(AFP) – Voir Messi à Buenos Aires ou Neymar à Rio? Un luxe onéreux: en Amérique du Sud, où l’amour du football, sport populaire par essence, transcende les classes sociales, prendre place en tribunes pour soutenir son équipe nationale est devenu un privilège réservé aux plus riches.
La frustration monte dans le sous-continent de près d’un demi-milliard d’habitants où l’inflation galopante associée à l’engouement que suscite le ballon rond a fait grimper le prix des billets pour les rencontres de qualification au Mondial-2026, jusqu’à aboutir à une situation absurde: des travées clairsemées pour certains matches le mois dernier.
En Colombie, où le salaire minimum est de 255 euros par mois, le prix moyen d’un siège pour voir jouer la sélection est aujourd’hui de 95 euros. « Il y a des gens qui ont un pouvoir d’achat très élevé ici, mais pour moi c’est impossible », peste auprès de l’AFP Pablo Gonzalez, 49 ans, chargé de l’entretien d’une université à Barranquilla (nord), où jouent les « Cafeteros » affronteront l’Uruguay jeudi.

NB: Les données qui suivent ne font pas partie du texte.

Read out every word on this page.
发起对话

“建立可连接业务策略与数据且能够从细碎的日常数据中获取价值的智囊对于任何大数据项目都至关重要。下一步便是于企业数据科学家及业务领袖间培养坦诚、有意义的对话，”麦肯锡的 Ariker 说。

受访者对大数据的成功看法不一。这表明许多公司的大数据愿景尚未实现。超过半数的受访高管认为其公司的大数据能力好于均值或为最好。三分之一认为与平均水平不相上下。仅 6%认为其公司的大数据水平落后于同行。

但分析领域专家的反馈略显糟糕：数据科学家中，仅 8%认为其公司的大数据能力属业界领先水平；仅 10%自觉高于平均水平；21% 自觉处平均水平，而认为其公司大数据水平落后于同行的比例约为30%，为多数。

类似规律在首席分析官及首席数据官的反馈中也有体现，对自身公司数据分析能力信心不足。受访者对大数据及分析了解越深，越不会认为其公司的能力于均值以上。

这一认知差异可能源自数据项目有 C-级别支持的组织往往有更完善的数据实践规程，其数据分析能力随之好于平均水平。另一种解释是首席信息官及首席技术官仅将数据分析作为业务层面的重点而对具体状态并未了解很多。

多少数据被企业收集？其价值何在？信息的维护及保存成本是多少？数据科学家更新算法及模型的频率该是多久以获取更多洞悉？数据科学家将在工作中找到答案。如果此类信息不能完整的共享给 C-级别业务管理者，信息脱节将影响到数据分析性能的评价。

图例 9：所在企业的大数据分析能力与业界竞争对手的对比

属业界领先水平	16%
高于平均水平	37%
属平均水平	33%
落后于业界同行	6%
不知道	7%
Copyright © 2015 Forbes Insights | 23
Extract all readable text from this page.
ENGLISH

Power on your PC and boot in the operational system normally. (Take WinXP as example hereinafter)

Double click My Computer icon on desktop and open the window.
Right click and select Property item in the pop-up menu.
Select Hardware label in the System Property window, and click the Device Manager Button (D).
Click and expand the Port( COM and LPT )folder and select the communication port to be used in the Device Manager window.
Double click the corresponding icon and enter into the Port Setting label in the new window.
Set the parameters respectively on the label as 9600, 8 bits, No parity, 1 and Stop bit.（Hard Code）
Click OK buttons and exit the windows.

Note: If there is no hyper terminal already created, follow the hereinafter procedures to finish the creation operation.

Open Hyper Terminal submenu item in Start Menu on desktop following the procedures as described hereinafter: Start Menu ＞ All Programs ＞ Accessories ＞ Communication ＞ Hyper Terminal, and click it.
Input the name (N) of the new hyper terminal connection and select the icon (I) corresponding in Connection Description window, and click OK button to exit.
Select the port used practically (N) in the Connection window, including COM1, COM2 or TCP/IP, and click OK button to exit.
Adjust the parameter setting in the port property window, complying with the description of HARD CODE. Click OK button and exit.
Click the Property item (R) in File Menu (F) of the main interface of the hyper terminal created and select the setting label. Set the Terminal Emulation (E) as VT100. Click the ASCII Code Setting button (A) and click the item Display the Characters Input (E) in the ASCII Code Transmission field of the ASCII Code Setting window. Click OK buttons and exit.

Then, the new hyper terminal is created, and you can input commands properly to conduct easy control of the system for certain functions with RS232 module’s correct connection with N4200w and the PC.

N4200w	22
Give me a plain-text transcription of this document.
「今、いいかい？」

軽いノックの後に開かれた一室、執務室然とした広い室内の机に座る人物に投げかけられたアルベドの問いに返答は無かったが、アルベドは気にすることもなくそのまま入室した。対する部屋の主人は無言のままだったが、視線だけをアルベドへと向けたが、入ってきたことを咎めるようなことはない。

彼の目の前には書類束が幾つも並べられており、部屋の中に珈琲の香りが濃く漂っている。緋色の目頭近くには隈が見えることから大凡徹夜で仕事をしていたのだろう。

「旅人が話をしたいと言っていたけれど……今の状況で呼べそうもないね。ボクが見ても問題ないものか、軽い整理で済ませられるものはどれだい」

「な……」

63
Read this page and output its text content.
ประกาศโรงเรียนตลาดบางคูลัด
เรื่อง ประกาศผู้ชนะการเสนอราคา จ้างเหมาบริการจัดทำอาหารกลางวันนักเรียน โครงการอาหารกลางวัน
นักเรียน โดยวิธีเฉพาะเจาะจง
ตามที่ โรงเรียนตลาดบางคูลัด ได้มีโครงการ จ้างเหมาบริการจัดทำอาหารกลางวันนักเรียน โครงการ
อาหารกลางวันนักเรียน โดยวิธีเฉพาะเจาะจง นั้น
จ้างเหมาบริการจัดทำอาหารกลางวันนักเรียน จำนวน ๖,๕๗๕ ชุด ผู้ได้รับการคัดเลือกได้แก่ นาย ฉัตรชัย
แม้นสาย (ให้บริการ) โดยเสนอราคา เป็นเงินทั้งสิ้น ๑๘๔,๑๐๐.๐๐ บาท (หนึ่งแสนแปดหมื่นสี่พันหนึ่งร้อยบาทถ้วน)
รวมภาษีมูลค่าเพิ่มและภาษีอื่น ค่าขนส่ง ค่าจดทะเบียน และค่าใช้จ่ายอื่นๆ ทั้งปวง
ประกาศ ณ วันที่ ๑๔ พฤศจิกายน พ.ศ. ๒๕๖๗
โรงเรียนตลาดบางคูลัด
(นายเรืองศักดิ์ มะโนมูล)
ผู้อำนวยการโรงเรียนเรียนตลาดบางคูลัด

Plus au sud, en Argentine, l’Albiceleste de Lionel Messi, fierté de tout le pays depuis sa troisième victoire en Coupe du monde l’an dernier au Qatar, attise autant les passions que les frustrations, dans un pays qui connaît une inflation annuelle de 120% et un taux de pauvreté supérieur à 40% de la population.
Pour la réception du Paraguay vendredi, le prix moyen d’un billet est de 110 euros, alors que le salaire mensuel minimum argentin est de 305 euros. Un abonnement sur trois ans assorti de privilèges divers peut, lui, coûter jusqu’à 13.000 euros.
De tels prix rendent « exclusif quelque chose d’aussi populaire que le football », déplore auprès de l’agence argentine Télam une supportrice, Candela Thompson.
Sans directement condamner les tarifs pratiqués, le sélectionneur des champions du monde, Lionel Scaloni, a lui-même révélé en septembre qu’il dépensait des milliers de pesos argentins pour offrir des billets à ses proches. « Cela me coûte beaucoup, comme tout le monde. Mais ce n’est pas moi qui fixe le prix des billets », a-t-il dit en conférence de presse. « Si cela ne tenait qu’à moi, les gens iraient gratuitement » aux matches.
– « Besoin d’un stade plein » –
Au Brésil voisin, les prix ont fortement augmenté en un mois. Lors de la première journée des qualifications, il fallait débourser en moyenne 325 réais (environ 60 euros) pour assister au match des quintuples champions du monde face à la Bolivie, le 8 septembre, à Belem (nord), une rencontre jouée à guichets fermés.
Pour le match de jeudi face au Venezuela, à Cuiaba (centre-ouest), le prix moyen des billets est de 500 réais (92 euros), soit presque 38% du salaire minimum brésilien.
Et malgré le désamour du public brésilien vis-a-vis de sa Seleçao depuis la débâcle du Mondial-2014 à domicile, avec le 7-1 fatidique face à l’Allemagne en demi-finale, les prix des places devraient encore être élevés lors du choc contre l’Argentine, le 21 novembre, au mythique stade Maracana de Rio de Janeiro.
Populaire au Chili en raison notamment des ses origines modestes, le milieu de terrain et capitaine Arturo Vidal admet sans détours que « les billets sont chers ».
« On a déjà dit au président (de la fédération Pablo Milad) de les baisser un peu car on a besoin d’un stade plein », avait-il confié avant la réception de la Colombie en septembre.
Selon la presse chilienne, il avait fallu plus de temps qu’à l’accoutumée pour que soient vendus l’ensemble des quelque 45.000 billets au Monumental de Santiago.
Au même moment, en Uruguay, la Fédération nationale (AUF) avait fait son mea culpa pour les travées parsemées du Centenario de Montevideo à l’occasion des débuts officiels de Marcelo Bielsa à la tête de la Celeste.
« On a fait une erreur », avait admis son président Ignacio Alonso. « Sur les 40.000 places, on a vendu 31.500 billets. Il manque 8.500 personnes à cause du prix », avait-il dit, promettant un ajustement. Pour la venue du Brésil, le 18 octobre, le prix des billets sera un peu moins cher.